I won’t tell you that when you ask about triggers I’m not going to tell you any triggers because everything is triggering and I’m sorry and I can’t ever not look at a little blue Prius because I think that maybe she will be in it and maybe I can touch her fingers and run my nails against her knuckles before they turn blue. I won’t tell you that I wish I could chew her fingers like carrots and spit them back into my hand, spit them back into her hand, fold her fingers over the spit fingers while she blinks because she is alive because she is watching it because she doesn’t have fingers.

I won’t tell you that men with strawberry blonde hair give me panic attacks.

I won’t tell you that I’m so afraid that anywhere we go, we’ll run into him, and there’s not enough oxygen in the world to fill up my lungs to scream loud enough until I can’t see him anymore.

I won’t tell you that car accidents will always leave me in tears because why do they fucking happen because I will always be looking for who is alive and who is not in car accidents I just want to see the body I just want to see who is breathing who is screaming I just want to understand who lives and who dies I just want to see if their body is actually her body if their fingers on the road are actually her fingers if I can touch them if I can see her brown eyes blink if I can see the EMTs on the road stay with her because she is alive because she is breathing because there is no reason to walk away and come back with a white hospital sheet because there is no reason to call me because she is there because why the fuck do car accidents happen because it’s not that hard to stay on the road because it’s not that hard to work things out because it’s not that hard to ask for help.
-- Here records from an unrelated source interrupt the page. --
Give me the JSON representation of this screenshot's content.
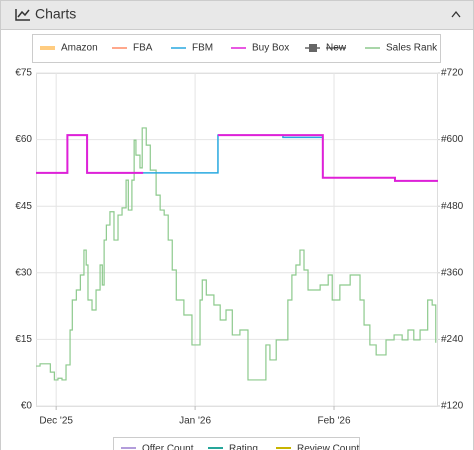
{
  "header": {
    "title": "Charts"
  },
  "chart_data": {
    "type": "line",
    "step": true,
    "grid": true,
    "xlim": [
      -4.5,
      85.2
    ],
    "xticks": [
      {
        "value": 0,
        "label": "Dec '25"
      },
      {
        "value": 31,
        "label": "Jan '26"
      },
      {
        "value": 62,
        "label": "Feb '26"
      }
    ],
    "ylim": [
      0,
      75
    ],
    "yticks": [
      {
        "value": 0,
        "label": "€0"
      },
      {
        "value": 15,
        "label": "€15"
      },
      {
        "value": 30,
        "label": "€30"
      },
      {
        "value": 45,
        "label": "€45"
      },
      {
        "value": 60,
        "label": "€60"
      },
      {
        "value": 75,
        "label": "€75"
      }
    ],
    "y2lim": [
      120,
      720
    ],
    "y2ticks": [
      {
        "value": 120,
        "label": "#120"
      },
      {
        "value": 240,
        "label": "#240"
      },
      {
        "value": 360,
        "label": "#360"
      },
      {
        "value": 480,
        "label": "#480"
      },
      {
        "value": 600,
        "label": "#600"
      },
      {
        "value": 720,
        "label": "#720"
      }
    ],
    "series": [
      {
        "name": "Amazon",
        "color": "#ffcc80",
        "x": [],
        "values": []
      },
      {
        "name": "FBA",
        "color": "#ff8a65",
        "x": [],
        "values": []
      },
      {
        "name": "FBM",
        "color": "#29a9e0",
        "x": [
          -4.5,
          2.5,
          6.9,
          36.1,
          50.6,
          59.5,
          75.6,
          85.2
        ],
        "values": [
          52.5,
          61,
          52.5,
          61,
          60.5,
          51.4,
          50.7,
          50.7
        ]
      },
      {
        "name": "Buy Box",
        "color": "#e020d8",
        "x": [
          -4.5,
          2.5,
          6.9,
          19.4,
          36.1,
          59.5,
          75.6,
          85.2
        ],
        "values": [
          52.5,
          61,
          52.5,
          null,
          61,
          51.4,
          50.7,
          50.7
        ]
      },
      {
        "name": "New",
        "color": "#666666",
        "hidden": true,
        "x": [],
        "values": []
      },
      {
        "name": "Sales Rank",
        "color": "#8cc98c",
        "axis": "y2",
        "x": [
          -4.5,
          -3.6,
          -1.3,
          -0.4,
          0.4,
          1.3,
          2.2,
          3.1,
          3.6,
          4.5,
          5.4,
          6.2,
          6.7,
          7.1,
          8.0,
          8.9,
          9.8,
          10.3,
          10.7,
          11.2,
          12.0,
          12.9,
          13.8,
          14.7,
          15.6,
          16.1,
          16.9,
          17.4,
          17.8,
          18.7,
          19.2,
          20.1,
          21.0,
          22.3,
          23.2,
          24.1,
          25.0,
          25.9,
          26.8,
          28.5,
          30.3,
          32.1,
          32.6,
          33.5,
          35.2,
          36.6,
          37.9,
          39.3,
          41.0,
          42.8,
          46.8,
          47.7,
          49.1,
          51.7,
          52.6,
          53.5,
          54.4,
          55.3,
          56.2,
          58.9,
          60.7,
          61.6,
          63.3,
          65.6,
          67.8,
          68.7,
          70.0,
          71.4,
          73.6,
          75.4,
          77.2,
          78.5,
          79.8,
          81.2,
          82.9,
          83.9,
          84.7
        ],
        "values": [
          192,
          196,
          181,
          167,
          170,
          167,
          194,
          257,
          311,
          329,
          356,
          401,
          374,
          311,
          293,
          329,
          374,
          338,
          419,
          446,
          470,
          419,
          464,
          477,
          527,
          473,
          527,
          599,
          572,
          549,
          621,
          590,
          545,
          500,
          473,
          464,
          419,
          365,
          311,
          284,
          230,
          311,
          347,
          320,
          302,
          275,
          293,
          248,
          257,
          167,
          230,
          203,
          239,
          311,
          356,
          374,
          401,
          365,
          329,
          338,
          356,
          311,
          338,
          356,
          311,
          266,
          230,
          212,
          239,
          248,
          239,
          257,
          239,
          257,
          311,
          302,
          234
        ]
      }
    ],
    "extra_series": [
      {
        "name": "Offer Count",
        "color": "#b39ddb"
      },
      {
        "name": "Rating",
        "color": "#26a69a"
      },
      {
        "name": "Review Count",
        "color": "#c8b400"
      }
    ]
  }
}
I won’t tell you that I am already mourning the day where we stop loving each other and start trying to not hate each other.

I won’t tell you that I am prepared to get a text from you that says I love you and a call from the police thirty minutes later.

I won’t tell you that I can fill up book after book after book with things I want you to know about me but they are things I won’t tell you and they are things I don’t think I will ever tell you because I want you to love me because I don’t want you to see me because you are the kind of person who decorates everything with yellow poppies and I am the kind of person who has meltdowns because someone was wearing glasses that looked too much like his because you played soccer for ten years and so did she because someone’s breath smelled too much like tobacco because it is September because someone had a difficult time prying open a walnut or forcing open a pistachio because a man looked at me for too long in the grocery store because it is raining because it is sunny because it is syllabus week because the TV is turned on too early in the morning because someone poured red wine because something smells like our laundry detergent because it is cloudy and winter and summer and I have work and I don’t and I’m here.